Write passing acceptance tests#

All functions should have corresponding acceptance tests. For functions with variadic arguments, or which can potentially return an error, tests should be written to exercise those conditions.

An example outline is included below:

// Copyright (c) HashiCorp, Inc.
// SPDX-License-Identifier: MPL-2.0

package function_test

import (
    "fmt"
    "testing"

    "github.com/hashicorp/go-version"
    "github.com/hashicorp/terraform-plugin-testing/helper/resource"
    "github.com/hashicorp/terraform-plugin-testing/tfversion"
    "github.com/hashicorp/terraform-provider-aws/internal/acctest"
)

func TestExampleFunction_basic(t *testing.T) {
    t.Parallel()

    resource.UnitTest(t, resource.TestCase{
        ProtoV5ProviderFactories: acctest.ProtoV5ProviderFactories,
        TerraformVersionChecks: []tfversion.TerraformVersionCheck{
            tfversion.SkipBelow(version.Must(version.NewVersion("1.8.0"))),
        },
        Steps: []resource.TestStep{
            {
                Config: testExampleFunctionConfig("foo"),
                Check: resource.ComposeAggregateTestCheckFunc(
                    resource.TestCheckOutput("test", "foo"),
                ),
            },
        },
    })
}

func testExampleFunctionConfig(arg string) string {
    return fmt.Sprintf(`
output "test" {
  value = provider::aws::example(%[1]q)
}`, arg)
}

With Terraform 1.8+ installed, individual tests can be run like:

go test -run='^TestExampleFunction' -v ./internal/function/

Create documentation for the resource#

skaff will have generated framed out registry documentation in website/docs/functions/<function name>.html.markdown.

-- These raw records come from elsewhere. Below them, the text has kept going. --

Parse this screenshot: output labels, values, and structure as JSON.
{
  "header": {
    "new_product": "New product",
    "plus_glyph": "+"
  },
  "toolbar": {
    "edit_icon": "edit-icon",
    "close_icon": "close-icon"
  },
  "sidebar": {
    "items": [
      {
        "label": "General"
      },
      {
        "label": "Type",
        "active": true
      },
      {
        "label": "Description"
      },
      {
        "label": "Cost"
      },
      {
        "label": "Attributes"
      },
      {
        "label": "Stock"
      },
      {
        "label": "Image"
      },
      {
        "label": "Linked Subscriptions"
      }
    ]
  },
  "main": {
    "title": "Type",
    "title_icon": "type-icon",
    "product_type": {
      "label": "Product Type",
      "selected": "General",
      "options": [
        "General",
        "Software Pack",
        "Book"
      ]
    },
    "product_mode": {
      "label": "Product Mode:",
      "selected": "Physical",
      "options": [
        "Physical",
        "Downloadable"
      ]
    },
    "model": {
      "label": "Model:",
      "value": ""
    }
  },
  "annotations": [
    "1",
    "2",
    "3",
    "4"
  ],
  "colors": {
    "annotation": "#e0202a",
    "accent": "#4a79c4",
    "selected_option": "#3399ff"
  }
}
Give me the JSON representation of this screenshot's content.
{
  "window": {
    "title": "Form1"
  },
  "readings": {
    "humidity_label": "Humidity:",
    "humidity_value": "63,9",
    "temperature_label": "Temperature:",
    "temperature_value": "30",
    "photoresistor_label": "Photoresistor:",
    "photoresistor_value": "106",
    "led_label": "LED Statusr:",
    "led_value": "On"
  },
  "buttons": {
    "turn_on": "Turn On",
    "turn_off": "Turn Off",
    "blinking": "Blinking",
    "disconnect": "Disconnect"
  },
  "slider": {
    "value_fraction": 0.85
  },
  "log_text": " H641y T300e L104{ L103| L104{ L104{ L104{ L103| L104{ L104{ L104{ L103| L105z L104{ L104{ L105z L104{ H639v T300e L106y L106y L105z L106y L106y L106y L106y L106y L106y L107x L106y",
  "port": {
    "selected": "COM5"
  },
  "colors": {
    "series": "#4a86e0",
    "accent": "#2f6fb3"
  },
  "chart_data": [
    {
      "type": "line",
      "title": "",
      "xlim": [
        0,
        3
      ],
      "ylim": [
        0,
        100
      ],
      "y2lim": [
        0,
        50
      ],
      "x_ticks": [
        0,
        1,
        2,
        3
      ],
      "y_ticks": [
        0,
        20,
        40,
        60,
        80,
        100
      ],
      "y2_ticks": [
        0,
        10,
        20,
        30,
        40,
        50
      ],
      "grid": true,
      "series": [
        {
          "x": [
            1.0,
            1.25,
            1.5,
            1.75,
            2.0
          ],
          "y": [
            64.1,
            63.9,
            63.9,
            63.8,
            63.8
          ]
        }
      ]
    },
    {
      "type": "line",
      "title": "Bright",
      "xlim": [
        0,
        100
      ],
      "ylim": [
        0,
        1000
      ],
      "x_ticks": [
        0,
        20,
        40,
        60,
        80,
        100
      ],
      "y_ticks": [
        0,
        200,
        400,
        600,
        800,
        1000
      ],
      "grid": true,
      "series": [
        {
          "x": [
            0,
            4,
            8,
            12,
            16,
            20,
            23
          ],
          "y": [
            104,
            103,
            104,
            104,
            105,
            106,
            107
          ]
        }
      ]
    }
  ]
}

The Example Usage, Signature, and Arguments sections should all be updated with the appropriate content. Once released, this documentation will appear on the Terraform Registry.

Raise a pull request#

See Raising a Pull Request.

Wait for prioritization#

In general, pull requests are triaged within a few days of creation and are prioritized based on community reactions. Please view our Prioritization Guide for full details of the process.